Dressed to the nines and sporting a license to confound canines, the rooster pheasant is the James Bond of the outdoor world.
Just when you think you and your German shorthair know exactly where he’s cloaked, the old boy breaks from distant cover and throws out resonating cackles as he high-tails it toward the horizon. Then later, his spitting image scampers unseen to the edge of a field and the expectant blockers with their looming pump guns, only to skulk past and seemingly disappear into the morning glow.

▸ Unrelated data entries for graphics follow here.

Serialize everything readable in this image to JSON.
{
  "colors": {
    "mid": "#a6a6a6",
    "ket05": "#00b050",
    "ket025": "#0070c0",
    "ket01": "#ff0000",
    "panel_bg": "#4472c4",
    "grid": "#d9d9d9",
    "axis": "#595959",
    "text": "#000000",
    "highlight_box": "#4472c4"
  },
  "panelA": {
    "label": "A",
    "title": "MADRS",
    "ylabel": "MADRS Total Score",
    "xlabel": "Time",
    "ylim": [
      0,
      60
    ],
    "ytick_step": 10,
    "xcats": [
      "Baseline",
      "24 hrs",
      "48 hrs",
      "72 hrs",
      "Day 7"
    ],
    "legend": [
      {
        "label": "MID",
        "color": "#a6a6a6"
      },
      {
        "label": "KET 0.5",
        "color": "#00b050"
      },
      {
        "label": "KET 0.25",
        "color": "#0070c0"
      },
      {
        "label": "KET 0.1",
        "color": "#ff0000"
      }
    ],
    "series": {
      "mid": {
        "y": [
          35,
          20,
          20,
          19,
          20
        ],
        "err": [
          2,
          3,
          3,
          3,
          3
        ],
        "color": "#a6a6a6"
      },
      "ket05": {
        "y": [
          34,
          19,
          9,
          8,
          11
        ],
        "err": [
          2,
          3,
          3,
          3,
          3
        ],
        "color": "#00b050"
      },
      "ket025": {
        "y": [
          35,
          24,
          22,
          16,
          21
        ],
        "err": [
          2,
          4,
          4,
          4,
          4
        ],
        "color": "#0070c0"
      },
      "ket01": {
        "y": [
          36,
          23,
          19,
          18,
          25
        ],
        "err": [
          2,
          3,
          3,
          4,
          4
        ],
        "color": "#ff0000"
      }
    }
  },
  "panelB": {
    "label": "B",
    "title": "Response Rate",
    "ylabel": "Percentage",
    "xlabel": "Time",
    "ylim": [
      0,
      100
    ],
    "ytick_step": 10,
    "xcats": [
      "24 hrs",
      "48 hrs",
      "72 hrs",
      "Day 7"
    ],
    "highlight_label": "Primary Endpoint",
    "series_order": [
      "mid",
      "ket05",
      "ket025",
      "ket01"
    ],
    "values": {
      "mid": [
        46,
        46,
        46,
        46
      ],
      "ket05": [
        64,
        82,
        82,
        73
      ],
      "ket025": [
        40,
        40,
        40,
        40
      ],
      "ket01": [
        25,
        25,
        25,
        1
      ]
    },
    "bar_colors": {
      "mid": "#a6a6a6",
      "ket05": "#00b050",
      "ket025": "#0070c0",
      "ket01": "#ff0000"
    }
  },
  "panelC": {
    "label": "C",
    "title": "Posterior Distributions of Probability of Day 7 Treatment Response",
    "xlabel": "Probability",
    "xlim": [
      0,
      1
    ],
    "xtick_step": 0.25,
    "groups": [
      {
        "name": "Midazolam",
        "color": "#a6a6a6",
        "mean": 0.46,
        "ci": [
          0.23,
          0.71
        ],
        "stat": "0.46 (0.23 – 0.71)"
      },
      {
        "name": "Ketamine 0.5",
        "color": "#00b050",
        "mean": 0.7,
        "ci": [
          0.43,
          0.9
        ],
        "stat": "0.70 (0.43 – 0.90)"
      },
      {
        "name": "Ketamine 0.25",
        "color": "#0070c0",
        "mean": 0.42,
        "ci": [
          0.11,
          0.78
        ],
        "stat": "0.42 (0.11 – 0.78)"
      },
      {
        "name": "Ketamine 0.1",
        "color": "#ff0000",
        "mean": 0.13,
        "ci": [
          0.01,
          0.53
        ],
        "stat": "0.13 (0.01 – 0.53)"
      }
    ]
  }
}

The pheasant season in 37 Panhandle and Rolling Plains counties opens Saturday, and by all accounts it’s shaping up to be a good one. Like other birds, pheasants are dependent on moisture to carry out every cycle of their lives, and though it hasn’t been a superb year for rain as in other seasons, there should have been a good carryover of birds and a decent hatch in most places.
Though the Midwest often gets credit for being the top pheasant area, the Rolling Plains and Panhandle of Texas are tough to beat, and for good reason — the habitat is tailor-made for them. Pheasants love haunts that are a mix of vegetation, and the Panhandle and Rolling Plains offer a splendid variety of terrain in that regard. Permanent cover always should be the first place to walk out and land adjacent to grain fields that has been left in the Conservation Reserve Program offers some of the finest pheasant habitat you will ever find. Other areas that almost always hold birds are places such as tailwater pits, playa bottoms and stubble fields.
Even areas that may not look like good pheasant habitat may turn out to hold birds. Pheasants are notorious for being able to hide out in almost any type of cover and even the most meager-looking area could prove fruitful.
I remember hunting one year in Hansford County and walking along a fencerow situated between a green field and a switchgrass flat and thinking there wouldn’t be a bird anywhere near the open space. However, as I neared a small clump of bunchgrass at the edge of the green field, two roosters bolted from their hiding spot and about scared me to death.
It was nearly enough to not get a shot off … almost.
When it comes right down to it, there’s no way a bird with such ornate garb should be able to hide at all. But they do — and they do it well. Even though they’ve got a red and green head, a bright white ring around their neck, iridescent plumage and a striking tail, they are masters of hide and seek.
This precisely is what makes them such a fun bird to pursue.
The biggest grins I’ve seen on pheasant excursions aren’t when a group of hunters harvests its limit and calls it a day but rather when a bird bolts from out of nowhere and takes flight, escaping a volley of pellets and chortling the entire way as if he’s laughing. The other biggest gushing moments occur thanks to hunting dogs, especially when the pups are new to the game but use their training to roust birds that would just as soon run from prying eyes than rise skyward.
If you’re new to the pursuit, be careful — it’s addictive. But also take care and make sure you’ve got the essentials in your blaze orange vest, including eye and ear protection and a hunting license with an upland game bird endorsement to go with your No. 6 shells.
Though the vast majority of hunters will scour the countryside this weekend in search of their three pheasants a day, the season runs through the New Year, making it tempting to do a combo trip later this month, especially if you’ve got access to good waterfowl haunts and standing cover. Just remember to have a plug in your shotgun and avoid the lead if you move from targeting ringnecks to mallards or Canadas in the same day.
I must admit that laying in a goose or sandhill crane decoy spread and having the birds pile in is great. So too is having a number of different ducks light in to your setup just after dawn. But for my money, walking out a stubble field on a crisp winter morning hoping that even just one pheasant will materialize is as good as it gets.
If there’s one thing this hunter has learned from chasing after these transplanted birds from the Far East, it’s to expect the unexpected. With pheasants, you never know what might happen next.
I’ve even seen a dapper rooster swim across a stock pond in a daring and fruitful escape — minus the debonair theme music.
The best part is, I’ve got witnesses to back me up.